Yaşlanmak beraberinde olgunluğu getiriyorsa korku nedendir? Yaşlandıklarında sözleri imbikten geçmişçesine incelmiş şarkıları, Madonna ya da Ajda Pekkan neden söylemesin? Şimdi yaptıkları müzik, olgunlaştıklarını göstermiyor kesinlikle. Oysa yaşlanmayı içselleştirip anlamlı şarkılar söyleyebilirler. Olgunluk budur. Gençlere kendilerini beğendirmek adına ucuz müzik yapmaktan da kurtulacaklardır böylece. Madonna bilmeli, Ajda Pekkan bilmeli; sömürge Hindistan’ındaki o valiler çoktan yaşlandı. Sömürge Hindistan’nın valileri çoktan öldü!
Mutluluğu cerrahi operasyonlarda arayan starlar oldukça kozmetik sanayi hep genç kalacak, cılız pop da hep var olacaktır. Ruhları yoksullaşırken destekledikleri sanayi ne yazık ki hep varsıllaşacaktır. İşte starların ya da medeti genç kalmada arayanların unuttuğu şey tam da budur.
Genç kalmaya çalışarak yaşamın akışını inkâr eden yaşlı star olmak yaman çelişki… Hayaller gençlik, gerçekler yaşlılık… Tam da postmodern bir düşünce…
Doğal süreci değil, yapay bir süreci seçmek, doğanın yasalarını bilmemektir. Dönüşüm yasasını, yani bilimi inkâr etmektir. Hebennekaya yaraşır bir durum…

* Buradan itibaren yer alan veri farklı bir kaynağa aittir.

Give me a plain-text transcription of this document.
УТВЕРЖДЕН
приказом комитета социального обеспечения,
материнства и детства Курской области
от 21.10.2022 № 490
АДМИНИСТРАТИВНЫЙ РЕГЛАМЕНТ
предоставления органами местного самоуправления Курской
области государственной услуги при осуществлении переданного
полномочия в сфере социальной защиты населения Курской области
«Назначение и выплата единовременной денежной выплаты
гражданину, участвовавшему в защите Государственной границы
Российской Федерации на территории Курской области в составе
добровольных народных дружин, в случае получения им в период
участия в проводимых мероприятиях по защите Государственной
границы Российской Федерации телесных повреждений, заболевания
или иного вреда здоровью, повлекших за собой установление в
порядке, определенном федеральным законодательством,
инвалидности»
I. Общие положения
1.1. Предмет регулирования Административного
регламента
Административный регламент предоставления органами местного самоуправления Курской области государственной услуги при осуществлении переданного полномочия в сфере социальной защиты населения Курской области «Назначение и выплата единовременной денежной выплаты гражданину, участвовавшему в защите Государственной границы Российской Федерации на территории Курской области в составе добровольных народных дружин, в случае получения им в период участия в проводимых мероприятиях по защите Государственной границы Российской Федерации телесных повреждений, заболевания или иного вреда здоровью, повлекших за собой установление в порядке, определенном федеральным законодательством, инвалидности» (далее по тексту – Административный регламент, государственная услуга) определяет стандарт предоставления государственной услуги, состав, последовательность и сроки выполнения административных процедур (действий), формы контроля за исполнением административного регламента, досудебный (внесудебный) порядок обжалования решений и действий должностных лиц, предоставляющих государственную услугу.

İnsan yaşlanmayı değil, insan gibi yaşamayı önceliğine aldığı zaman korkularından arınır. Ruhu olgunlaştırarak yaşlanmak anlamlıdır, derinliktir. Madonna’nın da Ajda Pekkan’ın da anlamadığı budur.
B.Davis “Yaşlılık, korkaklara göre değildir” der.
Leyla Gencer’in yüz çizgilerine baktığımdaysa Donizetti’nin karanlıkta kalmış oyunlarını gördüm. Onun yüzünde ben Aida operasında kollarını açmış haykıran kadını gördüm. Onda ben Butterfly’daki acılı kadını gördüm. Onun çizgilerinde La Traviata’daki Violletta’yı gördüm. O çizgilerde ‘Ses nasıl kullanılır?’ dersini veren kadını gördüm. O yüzde, kabına sığmayan, La Scala’ya, Milano’ya sığmayan kutsal kadını gördüm. Ben onun çizgilerinde sanatı gördüm. Estetiği gördüm. Her çizgi, sanattan bir anıdır, dercesine gülümseyen muhteşem kadını gördüm. Ben gördüm. Ben onda bunları gördüm.
Amma velakin…
Ben, Ajda Pekkan’nın, Madonna’nın yüzüne baktığımda bir şey göremedim.
Hepsi bu.
Hepsi bu da…
Amma velâkin… Ezcümle ha söyle de söyle.